Анн-Мари : Ты знаешь, почему тебе не надо больше играть в динозавров?

Мишель : Почему?

Анн-Мари : Тебе надо научиться играть и в другие игры. Тебе будет скучнее и скучнее от игр в динозавров. (Тишина). Ты понял?

Мишель : Да, но можно я ещё хотя бы три раза поиграю в динозавров?

Анн-Мари : Да, но только не слишком много. (Они берут двух динозавров). Я буду длинношеим. Нет, я буду этим, маленьким.

Мишель : Я буду моноклониусом. (?)

Анн-Мари : Он может очень быстро бегать.

Мишель : Мой идёт медленно. Мой ходит медленно.

Анн-Мари : Но ты можешь бежать быстрее.

Мишель : А моноклониус (?) ест мясо или траву?

Анн-Мари : Я не знаю. Спроси папу.

Мишель : Папа, моноклониус (?) ест мясо или траву?

Марк : Они едят траву.

Мишель (Анн-Мари): Они едят траву.

Анн-Мари : О, папочка, а как называются эти маленькие?

Марк : Может быть, это аллозавры.

Даниэль : У аллозавров длинная шея?

Марк : Аллозавр похож на тиранозавра рекс .

Анн-Мари : Мишель, знаешь что? Я ем мясо! И я могу бгать быстрее, чем ты!
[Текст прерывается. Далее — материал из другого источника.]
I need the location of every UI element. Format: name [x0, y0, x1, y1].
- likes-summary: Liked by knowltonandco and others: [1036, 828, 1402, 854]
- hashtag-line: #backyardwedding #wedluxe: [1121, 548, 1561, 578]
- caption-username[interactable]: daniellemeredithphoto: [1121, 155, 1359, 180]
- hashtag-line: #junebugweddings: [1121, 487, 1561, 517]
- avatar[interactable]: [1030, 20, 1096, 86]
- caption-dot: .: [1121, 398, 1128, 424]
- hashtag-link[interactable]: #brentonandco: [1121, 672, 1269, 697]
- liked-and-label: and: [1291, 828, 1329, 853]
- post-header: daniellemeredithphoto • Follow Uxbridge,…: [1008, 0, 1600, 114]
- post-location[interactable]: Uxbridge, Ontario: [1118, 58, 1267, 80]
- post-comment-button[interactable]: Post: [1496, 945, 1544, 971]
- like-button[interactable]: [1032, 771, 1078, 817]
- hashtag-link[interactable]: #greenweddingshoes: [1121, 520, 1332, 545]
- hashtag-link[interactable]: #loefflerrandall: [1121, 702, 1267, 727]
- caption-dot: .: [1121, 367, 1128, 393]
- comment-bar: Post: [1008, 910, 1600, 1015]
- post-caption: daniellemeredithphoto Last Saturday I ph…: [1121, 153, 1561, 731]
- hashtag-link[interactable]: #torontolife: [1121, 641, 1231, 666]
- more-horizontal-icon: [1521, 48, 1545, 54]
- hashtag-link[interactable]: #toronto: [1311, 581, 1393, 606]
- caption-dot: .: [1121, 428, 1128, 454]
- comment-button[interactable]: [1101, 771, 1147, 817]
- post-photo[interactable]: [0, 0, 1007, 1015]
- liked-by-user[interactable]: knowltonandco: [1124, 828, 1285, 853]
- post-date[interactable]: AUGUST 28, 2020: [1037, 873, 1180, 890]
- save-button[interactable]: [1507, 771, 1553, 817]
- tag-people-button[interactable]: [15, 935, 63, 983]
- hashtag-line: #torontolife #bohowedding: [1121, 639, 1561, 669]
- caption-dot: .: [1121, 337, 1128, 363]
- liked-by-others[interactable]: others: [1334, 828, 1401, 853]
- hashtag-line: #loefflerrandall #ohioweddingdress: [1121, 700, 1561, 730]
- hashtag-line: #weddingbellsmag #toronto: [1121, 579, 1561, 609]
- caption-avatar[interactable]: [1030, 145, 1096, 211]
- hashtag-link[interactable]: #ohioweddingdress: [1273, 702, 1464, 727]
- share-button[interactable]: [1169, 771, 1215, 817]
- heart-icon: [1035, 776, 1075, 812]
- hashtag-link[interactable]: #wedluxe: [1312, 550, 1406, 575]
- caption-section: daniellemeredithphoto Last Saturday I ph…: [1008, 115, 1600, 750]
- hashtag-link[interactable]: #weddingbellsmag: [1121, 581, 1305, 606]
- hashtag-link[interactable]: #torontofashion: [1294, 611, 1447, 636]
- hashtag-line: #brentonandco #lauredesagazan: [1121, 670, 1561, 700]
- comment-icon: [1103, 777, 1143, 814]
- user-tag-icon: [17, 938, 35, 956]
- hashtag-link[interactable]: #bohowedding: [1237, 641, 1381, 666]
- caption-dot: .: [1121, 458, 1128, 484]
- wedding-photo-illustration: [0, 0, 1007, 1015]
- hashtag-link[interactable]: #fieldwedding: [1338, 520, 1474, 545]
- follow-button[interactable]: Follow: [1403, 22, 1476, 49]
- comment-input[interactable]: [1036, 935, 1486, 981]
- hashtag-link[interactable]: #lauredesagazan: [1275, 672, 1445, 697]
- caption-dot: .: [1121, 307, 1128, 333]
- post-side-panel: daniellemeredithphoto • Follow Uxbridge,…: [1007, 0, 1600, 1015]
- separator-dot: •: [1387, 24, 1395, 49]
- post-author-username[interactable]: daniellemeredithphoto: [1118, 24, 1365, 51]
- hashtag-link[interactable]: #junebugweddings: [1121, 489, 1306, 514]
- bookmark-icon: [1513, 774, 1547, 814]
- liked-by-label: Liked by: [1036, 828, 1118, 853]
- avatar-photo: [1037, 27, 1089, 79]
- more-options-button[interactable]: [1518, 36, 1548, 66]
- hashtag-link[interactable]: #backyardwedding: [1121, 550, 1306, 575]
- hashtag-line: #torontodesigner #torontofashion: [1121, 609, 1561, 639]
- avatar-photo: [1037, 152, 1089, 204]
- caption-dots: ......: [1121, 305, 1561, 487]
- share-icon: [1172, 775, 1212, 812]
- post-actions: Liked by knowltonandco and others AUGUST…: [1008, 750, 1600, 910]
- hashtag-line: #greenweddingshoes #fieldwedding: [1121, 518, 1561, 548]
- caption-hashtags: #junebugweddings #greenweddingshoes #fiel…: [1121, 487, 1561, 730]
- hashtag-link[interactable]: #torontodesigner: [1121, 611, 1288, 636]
Даниэль : Но знаешь что, Анн-Мари? Он не может бегать быстрее, чем тиранозавр рекс . Он может бегать, как человек, а тиранозавр рекс бегает быстрее человека.

Анн-Мари : Мишель, знаешь что? Он на самом деле не может бегать быстрее, чем тиранозавр рекс .

Мишель : А я вас всех съем!

(Взрывы смеха по всей комнате).

Мы прошли по долине теней, а сейчас мы идём под ярким светом. (?) Нас сопровождает Божья милость. Иногда я думаю, что это мы направляем и обучаем наших детей; но иногда я смотрю на их лица, слышу их голоса и вижу на них отблеск святости. Иногда я думаю, что это они обучают меня и Марка, они ведут нас к источнику всей этой святости, всего этого света.